她往前跑了两步,又猛地刹住脚,回头看了长孙无垢一眼。
长孙无垢笑着冲她点了点头,温柔这才像得了特赦令一样,快步跑到温禾面前,仰着头,眼睛已经红了:“阿兄,你怎么才回来呀?我都算着呢,你比上次写信说的时间晚了七天!”
温禾弯下腰,伸手揉了揉她的脑袋,语气放得很轻:“路上下了雪,耽搁了几天。你看,阿兄这不是回来了吗?”
温柔被他揉得眯了眯眼,但眼泪已经滚了下来,她用力吸了吸鼻子,声音带着鼻音:“我想你了……”
温禾伸手给她擦了擦眼泪,声音温和:“好了好了,阿兄这不是站在你面前嘛。”
温柔用力点了点头,又吸了吸鼻子,才勉强把眼泪止住。
长孙无垢在旁边看着这一幕,笑着摇了摇头,轻声对温禾说:“这丫头,你走之后头一个月,天天问我你什么时候回来,问得我都不知该怎么答她了,后来倒是不怎么问了,但每天都去翻你寄回来的信,翻来覆去地看。”
温禾直起身来,看了温柔一眼,温柔别过脸去,假装在整理衣角,但耳朵尖已经红了。
李丽质这时候才终于端不住了。她迈着小步子走过来,在温柔旁边站定,下巴微微扬着:“阿禾。”
温禾看着她那副努力端着的模样,不禁笑道:“见过公主。”
李丽质什么都没有说,只是一个劲地冲着温禾笑着。
毕竟阿娘和阿耶都在,有些话还是等以后再说。
温宁站在旁边,温禾注意到她,朝她招了招手。
温宁犹豫了一下,看了温柔一眼,又看了李丽质一眼,然后才小步走了过来,站在温柔旁边,仰头喊了一声:“阿兄。”
温禾蹲下身来,平视着她的眼睛:“长高了,之前给你寄的那几本书,看完了没?”
温宁点了点头:“小柔阿姊给我念的……我认得几个字了,能自己看一小段。”
她说“能自己看一小段”的时候,语气里带着一点不自信,又带着一点想被夸奖的期待。
“真不错。”温禾认真夸了一句。
“比你阿兄小时候强多了。”
温宁抿着嘴笑了起来,攥着衣角的手终于松开了,小小的肩膀也微微放松了一些。
李丽质在旁边看了一眼,忽然伸手拉住了温宁的手:“二丫,你别站着啦,坐下来吃饭吧,你刚才不是说饿了吗?”
温宁被她拉着,顺从地坐到了李丽质旁边的位置上。
而温禾身边的位置留给了温柔。
食案已经摆好了。
六小只各自落座,李泰挨着长孙无垢坐,显得格外自在,时不时侧过头跟她说几句话,语气随意又亲昵。
李恪坐在另一侧,始终坐得端端正正,吃饭的动作极有分寸,目光低垂,不左顾右盼,仿佛万春殿的一切都与他无关。

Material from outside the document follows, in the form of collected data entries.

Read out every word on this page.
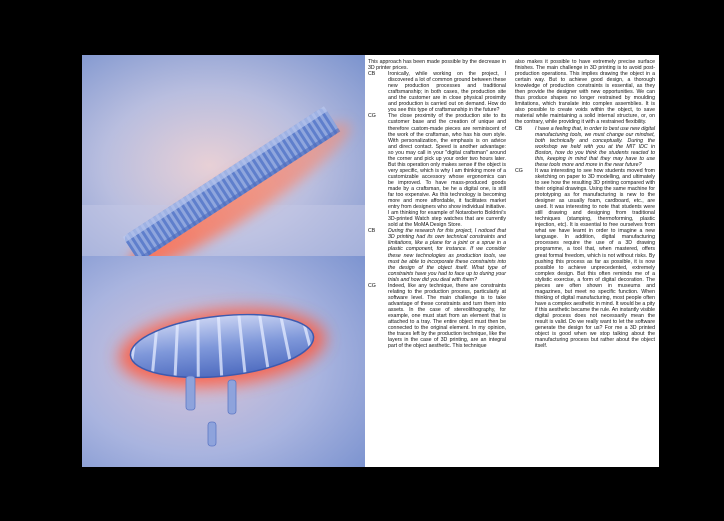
This approach has been made possible by the decrease in 3D printer prices.

CB Ironically, while working on the project, I discovered a lot of common ground between these new production processes and traditional craftsmanship; in both cases, the production site and the customer are in close physical proximity and production is carried out on demand. How do you see this type of craftsmanship in the future?

CG The close proximity of the production site to its customer base and the creation of unique and therefore custom-made pieces are reminiscent of the work of the craftsman, who has his own style. With personalization, the emphasis is on advice and direct contact. Speed is another advantage: so you may call in your "digital craftsman" around the corner and pick up your order two hours later. But this operation only makes sense if the object is very specific, which is why I am thinking more of a customizable accessory whose ergonomics can be improved. To have mass-produced goods made by a craftsman, be he a digital one, is still far too expensive. As this technology is becoming more and more affordable, it facilitates market entry from designers who show individual initiative. I am thinking for example of Notaroberto Boldrini's 3D-printed Watch step watches that are currently sold at the MoMA Design Store.

CB During the research for this project, I noticed that 3D printing had its own technical constraints and limitations, like a plane for a joint or a sprue in a plastic component, for instance. If we consider these new technologies as production tools, we must be able to incorporate these constraints into the design of the object itself. What type of constraints have you had to face up to during your trials and how did you deal with them?

CG Indeed, like any technique, there are constraints relating to the production process, particularly at software level. The main challenge is to take advantage of these constraints and turn them into assets. In the case of stereolithography, for example, one must start from an element that is attached to a tray. The entire object must then be connected to the original element. In my opinion, the traces left by the production technique, like the layers in the case of 3D printing, are an integral part of the object aesthetic. This technique

also makes it possible to have extremely precise surface finishes. The main challenge in 3D printing is to avoid post-production operations. This implies drawing the object in a certain way. But to achieve good design, a thorough knowledge of production constraints is essential, as they then provide the designer with new opportunities. We can thus produce shapes no longer restrained by moulding limitations, which translate into complex assemblies. It is also possible to create voids within the object, to save material while maintaining a solid internal structure, or, on the contrary, while providing it with a restrained flexibility.

CB I have a feeling that, in order to best use new digital manufacturing tools, we must change our mindset, both technically and conceptually. During the workshop we held with you at the MIT IDC in Boston, how do you think the students reacted to this, keeping in mind that they may have to use these tools more and more in the near future?

CG It was interesting to see how students moved from sketching on paper to 3D modelling, and ultimately to see how the resulting 3D printing compared with their original drawings. Using the same machine for prototyping as for manufacturing is new to the designer as usually foam, cardboard, etc., are used. It was interesting to note that students were still drawing and designing from traditional techniques (stamping, thermoforming, plastic injection, etc). It is essential to free ourselves from what we have learnt in order to imagine a new language. In addition, digital manufacturing processes require the use of a 3D drawing programme, a tool that, when mastered, offers great formal freedom, which is not without risks. By pushing this process as far as possible, it is now possible to achieve unprecedented, extremely complex design. But this often reminds me of a stylistic exercise, a form of digital decoration. The pieces are often shown in museums and magazines, but meet no specific function. When thinking of digital manufacturing, most people often have a complex aesthetic in mind. It would be a pity if this aesthetic became the rule. An instantly visible digital process does not necessarily mean the result is valid. Do we really want to let the software generate the design for us? For me a 3D printed object is good when we stop talking about the manufacturing process but rather about the object itself.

李佑和李愔也老老实实的,连夹菜的动作都比平时收敛了几分。
李佑的表面功夫虽然做得像模像样,但目光还是忍不住往温宁那边飘。
他看到温宁正低头认真地喝着碗里的汤。
她胖了一些,小脸有了肉,气色也好多了,不像以前那样看着可怜兮兮的模样。
看来在宫里过得还不错。
一顿饭吃了一个多时辰,席间有说有笑。
李世民难得没有板着脸,长孙无垢偶尔插几句话,问一问岐州那边的收成和民情。
饭后,李世民放下筷子,看了温禾一眼:“高明,嘉颖,你们随朕去立政殿。”
他又转向李恪、李佑和李愔:“你们几个,去后面看看你们母妃,杨政道和契苾何力,今日便先出宫吧。”
虽然两个人年纪小,但毕竟是外男。
自然不能留在宫里。
温禾跟着李世民和李承乾往殿外走,温柔在他身后拽了一下他的衣角,小声说:“阿兄,你忙完了还回来吗?”

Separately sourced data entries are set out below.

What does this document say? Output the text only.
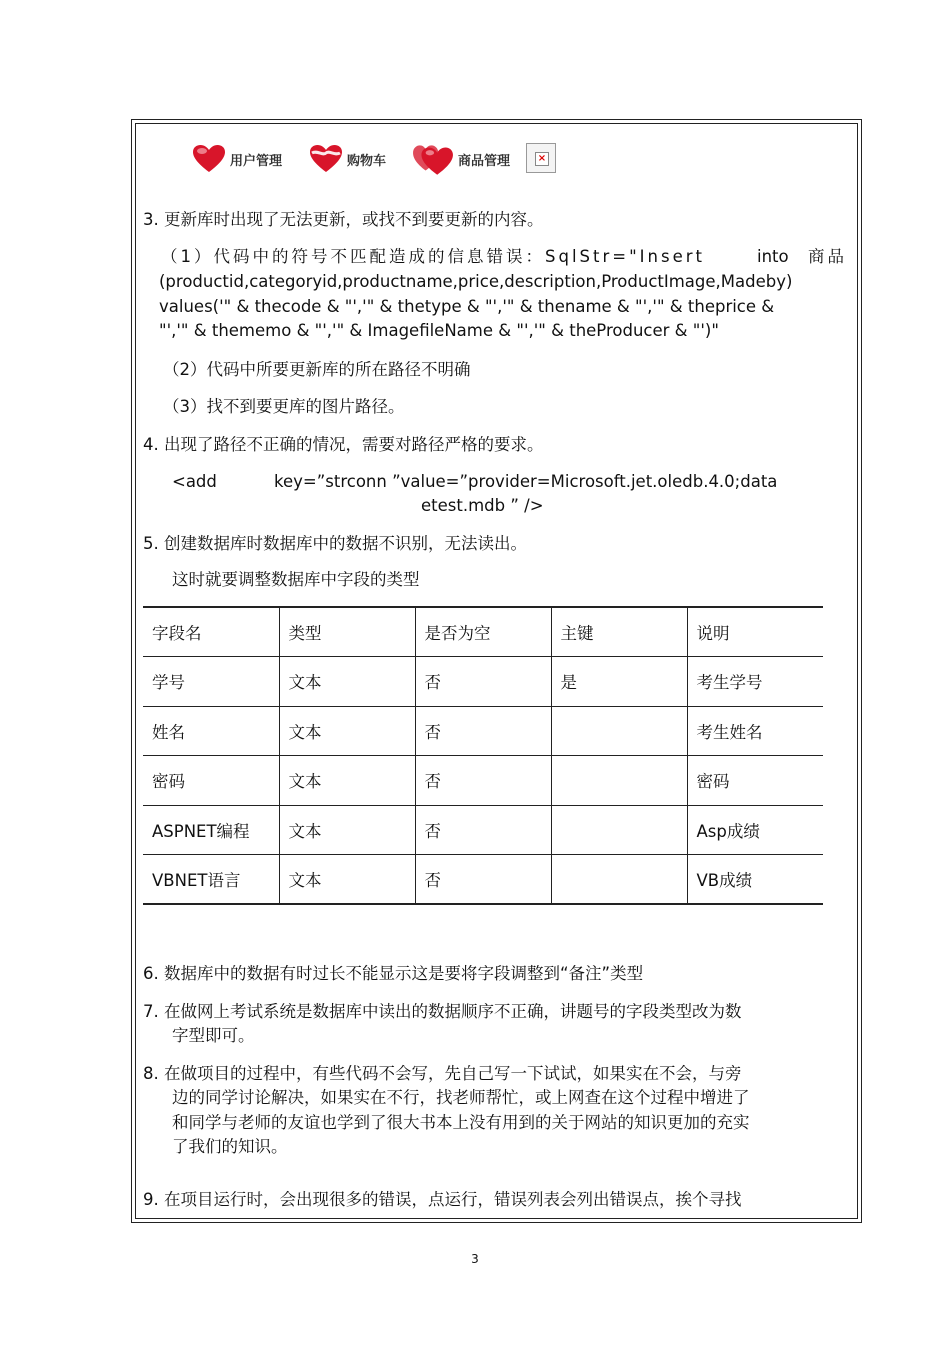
用户管理	购物车	商品管理	×
3. 更新库时出现了无法更新，或找不到要更新的内容。
（1）代码中的符号不匹配造成的信息错误：SqlStr="Insert	into 商品
(productid,categoryid,productname,price,description,ProductImage,Madeby)
values('" & thecode & "','" & thetype & "','" & thename & "','" & theprice &
"','" & thememo & "','" & ImagefileName & "','" & theProducer & "')"
（2）代码中所要更新库的所在路径不明确
（3）找不到要更库的图片路径。
4. 出现了路径不正确的情况，需要对路径严格的要求。
<add	key=”strconn ”value=”provider=Microsoft.jet.oledb.4.0;data
etest.mdb ” />
5. 创建数据库时数据库中的数据不识别，无法读出。
这时就要调整数据库中字段的类型
字段名	类型	是否为空	主键	说明
学号	文本	否	是	考生学号
姓名	文本	否		考生姓名
密码	文本	否		密码
ASPNET编程	文本	否		Asp成绩
VBNET语言	文本	否		VB成绩
6. 数据库中的数据有时过长不能显示这是要将字段调整到“备注”类型
7. 在做网上考试系统是数据库中读出的数据顺序不正确，讲题号的字段类型改为数
字型即可。
8. 在做项目的过程中，有些代码不会写，先自己写一下试试，如果实在不会，与旁
边的同学讨论解决，如果实在不行，找老师帮忙，或上网查在这个过程中增进了
和同学与老师的友谊也学到了很大书本上没有用到的关于网站的知识更加的充实
了我们的知识。
9. 在项目运行时，会出现很多的错误，点运行，错误列表会列出错误点，挨个寻找
3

温禾回头,看了她一眼:“忙完了就回府,明天再来看你。”
温柔这才松开手,笑着向温禾点了点头。
温禾的身影消失在殿门口,暖融融的万春殿里安静了片刻。
温柔站在原地,望着那道背影,还没来得及收回目光,就感觉到一道视线落在自己身上。
她侧过头,正好对上李恪的目光。
他没有说话,只是朝她微微使了一个眼色,下巴朝殿外的方向轻轻扬了一下,然后若无其事地收回目光,转身朝侧门走去。
温柔愣了一下。
她看了看周围,李丽质正拉着温宁在说话,长孙无垢正在和内侍交代什么,没有人注意到她。
她犹豫了片刻,脚步已经不由自主地跟了上去。
李恪走得不快不慢,出了万春殿的侧门,沿着回廊拐了两个弯,在一处避风的廊柱下停下来。
廊外的夜风裹着冬夜的凉意吹过来,灯笼在檐下晃了晃,在他脸上投下一片明灭不定的光影。
温柔跟到他面前,仰起头:“怎么了?你叫我出来做什么?”
李恪没有立刻回答。他从袖子里摸出一个东西,借着廊下昏黄的灯光,温柔才看清那是一支簪子。
簪身是银质的,不算贵重,但打磨得很精细,顶端镶着一颗小小的青绿色玉石,在烛火下泛着温润的光。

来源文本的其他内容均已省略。